J’adore le terme d’œuvre totale qui est sans que je l’ai formulé ainsi vraiment le point d’ancrage du projet, vous avez vu juste. Un premier projet c’est l’occasion de se présenter, de s’introduire au public, c’est pourquoi je voulais qu’entre chaque track, on sente l’évolution de la Prêtresse, sans que le terme ne soit cité une fois. C’est plus puissant je trouve de voir le champ lexical s’ouvrir à mesure des sons qui avancent. 

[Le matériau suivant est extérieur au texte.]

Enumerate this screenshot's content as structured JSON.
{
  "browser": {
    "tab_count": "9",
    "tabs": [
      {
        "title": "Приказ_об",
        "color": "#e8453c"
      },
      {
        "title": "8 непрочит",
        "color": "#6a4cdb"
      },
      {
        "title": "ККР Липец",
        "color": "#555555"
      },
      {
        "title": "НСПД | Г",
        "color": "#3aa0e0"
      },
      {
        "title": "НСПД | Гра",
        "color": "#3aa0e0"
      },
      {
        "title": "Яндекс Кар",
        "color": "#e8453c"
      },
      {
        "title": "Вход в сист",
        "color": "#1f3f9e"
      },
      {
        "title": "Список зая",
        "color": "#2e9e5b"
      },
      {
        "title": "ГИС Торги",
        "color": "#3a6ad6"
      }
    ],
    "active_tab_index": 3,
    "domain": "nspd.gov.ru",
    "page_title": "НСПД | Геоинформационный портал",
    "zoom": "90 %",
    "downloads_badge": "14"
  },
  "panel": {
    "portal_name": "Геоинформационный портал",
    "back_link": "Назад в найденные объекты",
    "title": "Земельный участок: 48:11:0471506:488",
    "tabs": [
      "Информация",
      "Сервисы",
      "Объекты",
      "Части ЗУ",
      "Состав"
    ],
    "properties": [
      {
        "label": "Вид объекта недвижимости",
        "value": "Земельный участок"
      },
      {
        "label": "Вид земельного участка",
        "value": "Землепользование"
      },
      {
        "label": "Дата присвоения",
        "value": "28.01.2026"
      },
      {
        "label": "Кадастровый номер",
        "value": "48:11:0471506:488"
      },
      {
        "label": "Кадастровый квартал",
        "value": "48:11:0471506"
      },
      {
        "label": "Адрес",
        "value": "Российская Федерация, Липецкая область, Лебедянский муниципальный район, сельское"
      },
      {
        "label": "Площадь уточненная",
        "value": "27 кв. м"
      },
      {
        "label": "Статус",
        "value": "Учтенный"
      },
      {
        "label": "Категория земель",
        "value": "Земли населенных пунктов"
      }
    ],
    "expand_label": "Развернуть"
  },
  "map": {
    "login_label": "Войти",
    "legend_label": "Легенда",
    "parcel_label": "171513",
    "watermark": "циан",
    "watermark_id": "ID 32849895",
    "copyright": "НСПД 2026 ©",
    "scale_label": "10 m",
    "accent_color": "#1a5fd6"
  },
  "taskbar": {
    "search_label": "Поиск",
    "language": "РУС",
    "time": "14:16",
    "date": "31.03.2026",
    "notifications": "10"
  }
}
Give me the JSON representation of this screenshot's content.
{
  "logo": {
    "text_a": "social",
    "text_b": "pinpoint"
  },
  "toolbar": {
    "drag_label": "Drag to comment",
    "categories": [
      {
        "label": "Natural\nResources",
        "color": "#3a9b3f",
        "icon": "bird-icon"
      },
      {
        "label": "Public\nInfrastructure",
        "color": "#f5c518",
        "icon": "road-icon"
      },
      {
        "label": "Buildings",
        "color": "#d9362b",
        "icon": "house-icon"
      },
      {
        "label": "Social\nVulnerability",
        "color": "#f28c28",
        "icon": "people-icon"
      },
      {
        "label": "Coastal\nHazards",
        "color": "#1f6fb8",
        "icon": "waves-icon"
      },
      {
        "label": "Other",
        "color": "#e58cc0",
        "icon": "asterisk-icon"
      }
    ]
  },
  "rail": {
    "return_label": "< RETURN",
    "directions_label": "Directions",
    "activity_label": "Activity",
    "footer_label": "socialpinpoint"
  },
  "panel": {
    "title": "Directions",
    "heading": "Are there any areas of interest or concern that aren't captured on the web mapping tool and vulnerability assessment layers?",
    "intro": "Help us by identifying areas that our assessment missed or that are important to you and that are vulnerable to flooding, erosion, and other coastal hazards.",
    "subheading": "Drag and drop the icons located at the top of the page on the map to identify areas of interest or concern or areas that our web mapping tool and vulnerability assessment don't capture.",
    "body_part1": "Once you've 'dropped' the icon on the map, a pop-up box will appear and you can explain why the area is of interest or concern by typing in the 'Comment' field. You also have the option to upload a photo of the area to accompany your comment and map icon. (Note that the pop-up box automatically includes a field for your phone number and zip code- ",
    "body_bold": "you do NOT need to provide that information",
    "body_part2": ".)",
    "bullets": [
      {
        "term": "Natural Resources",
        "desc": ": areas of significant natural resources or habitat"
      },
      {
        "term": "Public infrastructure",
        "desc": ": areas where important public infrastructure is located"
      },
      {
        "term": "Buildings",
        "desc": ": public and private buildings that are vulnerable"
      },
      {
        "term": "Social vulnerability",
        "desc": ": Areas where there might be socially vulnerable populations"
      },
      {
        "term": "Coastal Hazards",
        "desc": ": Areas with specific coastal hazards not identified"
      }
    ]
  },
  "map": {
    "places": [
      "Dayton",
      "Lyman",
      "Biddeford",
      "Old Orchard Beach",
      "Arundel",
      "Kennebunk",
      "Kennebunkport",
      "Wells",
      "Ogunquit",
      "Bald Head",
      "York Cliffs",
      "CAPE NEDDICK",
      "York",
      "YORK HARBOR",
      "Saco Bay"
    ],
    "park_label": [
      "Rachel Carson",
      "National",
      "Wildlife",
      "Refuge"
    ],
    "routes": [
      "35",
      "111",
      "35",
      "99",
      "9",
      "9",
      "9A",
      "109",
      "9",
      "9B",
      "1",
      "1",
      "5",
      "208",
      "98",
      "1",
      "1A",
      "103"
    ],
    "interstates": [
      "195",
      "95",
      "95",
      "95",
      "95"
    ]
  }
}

Je commence poussière d’étoile, puisque c’est ainsi que nous naissons, matière céleste universelle que l’on doit incarner dans notre vie terrestre. Se rendre compte que l’on est nous-mêmes des étoiles, c’est dans ce son une manière de prendre conscience de notre puissance intérieure. Malgré la douleur face à l’hypocrisie par exemple « que des faux sourires autour c’est ça qui me rend triste », on peut décider de ne pas faire comme cette masse informe de gens qui se complaisent dans les faux-semblant. Si tu sens en toi que c’est injuste, si tu as l’intuition de ta puissance alors tu dois la développer, tu dois laisser parler la face divine de ton être, sinon tu restes bloqué·e dans une existence détachée de ta mission de vie. C’est pendant ce premier son que je deviens Ngielix et que je fais le choix de cultiver mes qualités au lieu de me complaire dans mes défauts.

En combien de temps se passe l’éclosion, du premier au dernier titre ?

Cette éclosion d’une minuscule poussière d’étoile perdue au beau milieu de l’univers, dans l’infiniment grand qui terrorise, vers la Prêtresse qui est notre sagesse intérieure ne se fait pas linéairement. Comme je l’ai dit plus tôt, c’est un combat sans fin que de se rappeler notre grandeur, tout en restant humble. 

Des expériences d’injustices, de violences et de trahisons nous permettent de voir que ceux qui font du mal aux autres projettent leurs propres souffrances. Ça ne veut pas dire qu’il faut tout accepter mais qu’il faut regarder en nous pour comprendre que nous vivons d’abord avec nous-même toute notre vie. On ne peut pas faire l’impasse de la guérison si on veut vraiment exister. Or la guérison est ponctuée d’échecs, de crises identitaires comme dans le titre « dysphorie » par exemple. 

C’est l’affaire d’une vie entière que de guérir et de savoir écouter notre sagesse intérieure, c’est loin d’être facile. 

Quel public aimerais-tu toucher avec tes titres ? 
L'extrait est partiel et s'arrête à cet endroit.